GNAT allows wide character codes to appear in character and string literals, and also optionally in identifiers, by means of the following possible encoding schemes:

Hex Coding

In this encoding, a wide character is represented by the following five character sequence:

          ESC a b c d

Where a, b, c, d are the four hexadecimal characters (using uppercase letters) of the wide character code. For example, ESC A345 is used to represent the wide character with code 16#A345#. This scheme is compatible with use of the full Wide_Character set.

Upper-Half Coding

The wide character with encoding 16#abcd# where the upper bit is on (in other words, "a" is in the range 8-F) is represented as two bytes, 16#ab# and 16#cd#. The second byte cannot be a format control character, but is not required to be in the upper half. This method can be also used for shift-JIS or EUC, where the internal coding matches the external coding.

Shift JIS Coding

A wide character is represented by a two-character sequence, 16#ab# and 16#cd#, with the restrictions described for upper-half encoding as described above. The internal character code is the corresponding JIS character according to the standard algorithm for Shift-JIS conversion. Only characters defined in the JIS code set table can be used with this encoding method.

EUC Coding

A wide character is represented by a two-character sequence 16#ab# and 16#cd#, with both characters being in the upper half. The internal character code is the corresponding JIS character according to the EUC encoding algorithm. Only characters defined in the JIS code set table can be used with this encoding method.

UTF-8 Coding

A wide character is represented using UCS Transformation Format 8 (UTF-8) as defined in Annex R of ISO 10646-1/Am.2. Depending on the character value, the representation is a one, two, or three byte sequence:

          16#0000#-16#007f#: 2#0xxxxxxx#
          16#0080#-16#07ff#: 2#110xxxxx# 2#10xxxxxx#
          16#0800#-16#ffff#: 2#1110xxxx# 2#10xxxxxx# 2#10xxxxxx#

where the xxx bits correspond to the left-padded bits of the 16-bit character value. Note that all lower half ASCII characters are represented as ASCII bytes and all upper half characters and other wide characters are represented as sequences of upper-half (The full UTF-8 scheme allows for encoding 31-bit characters as 6-byte sequences, but in this implementation, all UTF-8 sequences of four or more bytes length will be treated as illegal).

Brackets Coding

In this encoding, a wide character is represented by the following eight character sequence:

          [ " a b c d " ]

Where a, b, c, d are the four hexadecimal characters (using uppercase letters) of the wide character code. For example, ["A345"] is used to represent the wide character with code 16#A345#. It is also possible (though not required) to use the Brackets coding for upper half characters. For example, the code 16#A3# can be represented as ["A3"].

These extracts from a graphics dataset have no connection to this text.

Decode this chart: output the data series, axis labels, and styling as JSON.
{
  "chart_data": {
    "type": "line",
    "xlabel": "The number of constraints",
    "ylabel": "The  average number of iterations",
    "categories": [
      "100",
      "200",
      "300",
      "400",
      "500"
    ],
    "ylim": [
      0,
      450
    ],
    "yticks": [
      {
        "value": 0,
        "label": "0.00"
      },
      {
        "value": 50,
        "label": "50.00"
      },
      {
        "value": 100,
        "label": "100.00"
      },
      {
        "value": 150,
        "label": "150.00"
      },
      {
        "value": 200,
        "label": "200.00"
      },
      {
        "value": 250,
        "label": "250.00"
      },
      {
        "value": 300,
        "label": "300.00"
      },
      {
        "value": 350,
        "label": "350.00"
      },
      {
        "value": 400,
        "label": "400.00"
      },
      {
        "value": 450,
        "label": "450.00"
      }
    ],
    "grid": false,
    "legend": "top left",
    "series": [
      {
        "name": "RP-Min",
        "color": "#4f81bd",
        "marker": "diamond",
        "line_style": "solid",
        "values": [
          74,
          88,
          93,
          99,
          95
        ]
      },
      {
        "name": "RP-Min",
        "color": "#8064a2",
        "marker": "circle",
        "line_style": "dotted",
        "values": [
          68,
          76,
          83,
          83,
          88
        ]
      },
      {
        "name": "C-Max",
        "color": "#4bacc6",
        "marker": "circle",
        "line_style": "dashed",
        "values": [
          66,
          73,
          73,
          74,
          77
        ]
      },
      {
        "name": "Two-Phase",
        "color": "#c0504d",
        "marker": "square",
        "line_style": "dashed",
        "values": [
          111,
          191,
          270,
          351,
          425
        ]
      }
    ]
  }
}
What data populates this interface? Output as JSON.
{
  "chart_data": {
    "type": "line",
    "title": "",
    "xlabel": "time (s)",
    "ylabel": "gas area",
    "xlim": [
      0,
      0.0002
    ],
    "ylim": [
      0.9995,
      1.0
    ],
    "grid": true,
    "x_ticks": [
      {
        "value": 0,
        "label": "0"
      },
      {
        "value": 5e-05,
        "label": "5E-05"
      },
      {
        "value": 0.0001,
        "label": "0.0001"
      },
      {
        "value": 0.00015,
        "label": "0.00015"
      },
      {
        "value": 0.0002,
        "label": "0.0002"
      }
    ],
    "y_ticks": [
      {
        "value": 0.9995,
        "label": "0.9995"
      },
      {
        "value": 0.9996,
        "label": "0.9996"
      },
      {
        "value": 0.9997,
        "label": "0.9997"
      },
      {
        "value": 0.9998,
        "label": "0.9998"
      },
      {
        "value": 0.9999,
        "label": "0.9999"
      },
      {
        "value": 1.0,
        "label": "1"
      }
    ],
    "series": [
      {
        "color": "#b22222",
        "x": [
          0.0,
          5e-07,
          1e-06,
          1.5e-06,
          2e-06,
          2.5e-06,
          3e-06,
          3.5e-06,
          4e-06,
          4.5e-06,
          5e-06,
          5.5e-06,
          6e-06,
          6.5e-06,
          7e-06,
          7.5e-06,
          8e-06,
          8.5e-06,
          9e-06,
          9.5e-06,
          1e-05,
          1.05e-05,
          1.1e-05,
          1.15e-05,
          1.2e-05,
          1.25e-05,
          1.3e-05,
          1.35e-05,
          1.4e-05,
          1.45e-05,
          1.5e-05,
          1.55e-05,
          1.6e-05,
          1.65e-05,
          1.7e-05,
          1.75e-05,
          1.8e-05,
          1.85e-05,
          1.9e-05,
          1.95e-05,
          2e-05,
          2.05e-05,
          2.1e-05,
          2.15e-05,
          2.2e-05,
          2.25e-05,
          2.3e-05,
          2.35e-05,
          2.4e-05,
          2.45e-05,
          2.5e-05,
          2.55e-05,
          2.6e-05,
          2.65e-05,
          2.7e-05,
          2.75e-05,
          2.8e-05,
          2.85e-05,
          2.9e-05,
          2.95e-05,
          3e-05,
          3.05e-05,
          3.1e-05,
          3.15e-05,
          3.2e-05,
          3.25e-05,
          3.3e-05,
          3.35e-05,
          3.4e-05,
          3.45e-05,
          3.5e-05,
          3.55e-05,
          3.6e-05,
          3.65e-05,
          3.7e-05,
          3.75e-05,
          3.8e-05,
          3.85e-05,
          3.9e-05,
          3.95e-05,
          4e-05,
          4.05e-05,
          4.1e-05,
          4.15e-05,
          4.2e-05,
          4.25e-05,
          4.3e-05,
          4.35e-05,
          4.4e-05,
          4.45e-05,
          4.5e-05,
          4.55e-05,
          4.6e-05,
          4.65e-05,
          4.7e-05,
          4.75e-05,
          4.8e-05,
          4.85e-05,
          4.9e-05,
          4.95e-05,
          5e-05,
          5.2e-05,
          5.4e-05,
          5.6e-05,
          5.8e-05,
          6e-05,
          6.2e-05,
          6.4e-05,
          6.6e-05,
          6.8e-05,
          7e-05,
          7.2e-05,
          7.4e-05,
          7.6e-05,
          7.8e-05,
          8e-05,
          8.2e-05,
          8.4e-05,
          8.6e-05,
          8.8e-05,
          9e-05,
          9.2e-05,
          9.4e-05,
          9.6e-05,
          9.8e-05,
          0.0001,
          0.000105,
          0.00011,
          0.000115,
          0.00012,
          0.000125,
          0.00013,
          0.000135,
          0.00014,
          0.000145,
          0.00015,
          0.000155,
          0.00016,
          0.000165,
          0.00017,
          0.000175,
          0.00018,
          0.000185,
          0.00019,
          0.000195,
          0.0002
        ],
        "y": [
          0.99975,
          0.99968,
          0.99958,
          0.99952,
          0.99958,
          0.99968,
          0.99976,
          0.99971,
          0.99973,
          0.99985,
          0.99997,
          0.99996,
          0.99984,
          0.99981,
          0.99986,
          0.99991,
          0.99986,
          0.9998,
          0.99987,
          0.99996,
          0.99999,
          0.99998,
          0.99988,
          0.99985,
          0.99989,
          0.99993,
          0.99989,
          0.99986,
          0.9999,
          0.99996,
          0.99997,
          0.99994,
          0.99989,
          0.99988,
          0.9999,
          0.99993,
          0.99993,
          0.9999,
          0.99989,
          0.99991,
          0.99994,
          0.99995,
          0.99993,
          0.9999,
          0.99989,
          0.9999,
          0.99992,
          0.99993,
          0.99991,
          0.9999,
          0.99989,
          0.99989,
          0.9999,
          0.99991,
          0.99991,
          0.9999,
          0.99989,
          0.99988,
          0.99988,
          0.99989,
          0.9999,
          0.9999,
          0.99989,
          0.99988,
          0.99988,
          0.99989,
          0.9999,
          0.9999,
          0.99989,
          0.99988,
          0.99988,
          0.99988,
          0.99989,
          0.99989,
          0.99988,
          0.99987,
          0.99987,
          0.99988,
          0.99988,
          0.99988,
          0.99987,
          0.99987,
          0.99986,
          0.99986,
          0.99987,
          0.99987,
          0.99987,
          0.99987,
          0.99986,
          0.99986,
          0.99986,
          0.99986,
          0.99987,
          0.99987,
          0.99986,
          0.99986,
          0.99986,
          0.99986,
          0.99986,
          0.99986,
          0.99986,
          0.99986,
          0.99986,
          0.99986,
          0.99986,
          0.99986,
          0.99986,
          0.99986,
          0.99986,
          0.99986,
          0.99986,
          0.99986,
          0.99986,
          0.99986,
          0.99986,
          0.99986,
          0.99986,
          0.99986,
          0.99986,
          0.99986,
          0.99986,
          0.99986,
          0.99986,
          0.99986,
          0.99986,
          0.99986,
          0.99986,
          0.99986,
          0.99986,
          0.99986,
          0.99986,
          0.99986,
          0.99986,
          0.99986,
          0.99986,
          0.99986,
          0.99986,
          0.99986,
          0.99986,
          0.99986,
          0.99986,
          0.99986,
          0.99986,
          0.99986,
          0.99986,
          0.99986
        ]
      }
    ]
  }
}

This scheme is compatible with use of the full Wide_Character set, and is also the method used for wide character encoding in the standard ACVC (Ada Compiler Validation Capability) test suite distributions.

Note: Some of these coding schemes do not permit the full use of the Ada 95 character set. For example, neither Shift JIS, nor EUC allow the use of the upper half of the Latin-1 set.